We made that same argument with them: if we cut by a third our traffic collisions, wouldn’t that free you up to do the other things? But I don’t want to get into a discussion about the Fire Department. They’re a different animal. While they are a part of this discussion, they can’t be the whole discussion.
We have to manage streets for the best benefit for our residents. In some cases that means you need to have a place where people can get through more quickly. But in a lot of cases, that’s not what you need. You need an environment that produces a little bit more sane behavior.
We’ve done some selected right-sizing. In many cases we’re following our adopted Master Plan for Trails and Bikeways. If we repave a street, we’ll re-stripe it.
We just did that on 15th Street West for a half-mile stretch. It’s in front of a major private school in this city where you have probably a thousand-plus students who go every day. It was interesting to talk to the people who run that school. They said, “Yeah, we’re supportive of it because we have parents who are rear-ending each other on the street.” What we did by managing to take it from four lanes to two lanes is they now have that ability to move out of the traffic lane.
We’re in the middle of our citywide Complete Streets Master Plan. We are actually looking at our projected future traffic volumes and figuring out the absolute minimum necessary to accommodate them with the idea that if you can take space away from cars and you can give it to other modes of transit, that’s a positive benefit. Not only for those other modes of transit, but, to the extent that you’re able to slow traffic speed, you start to eat into some of those issues that we’re having otherwise.

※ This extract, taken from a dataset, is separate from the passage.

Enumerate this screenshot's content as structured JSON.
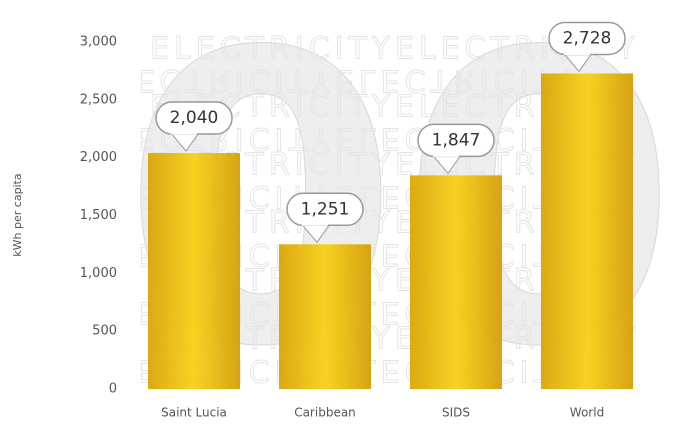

People in this community intuitively know that it’s a dangerous place to drive. They talk about it all the time. But we’ll see how they feel when you start actually doing things that force that issue.
When we re-did downtown I got a call from a lady that I know. She told me she loved downtown, but didn’t love driving there. When I asked her why, she said “I have to think too much when I drive downtown.” There’s a lot of truth in that statement. We’ve made, in our culture, and our city, we’ve made it real easy to drive.
We’re also looking at eliminating our minimum parking requirements for commercial zones. We’re strategically looking at where we can put on-street parking back on, which will maybe make some of our older building areas viable again.
If you could wave a magic wand and change one thing about Lancaster – relative to streets and livability – what would it be?
I’d replace as many traffic-signal-controlled intersections as I could with roundabouts. We’ve installed one. We have two others planned. We’re great believers, at least at the staff level, in the benefits of those.
I’ll back up a little bit… As a planner, I never thought street design could be interesting. I always thought that had to be the most boring thing in the world, but I’ve learned differently. Particularly in suburban communities, you don’t need wide streets to actually carry the traffic. You need it to store vehicles at traffic signals. That’s where you get your congestion. So, in a lot of suburban cities what you’re doing is creating a wide street so you can store vehicles while you’re waiting for a signal to cycle through. Roundabouts start handling some of the flow issues at the intersections.
That’s the first thing that I would do, because that would lead to a lot of other changes. I think you would suddenly find you don’t need as much right of way.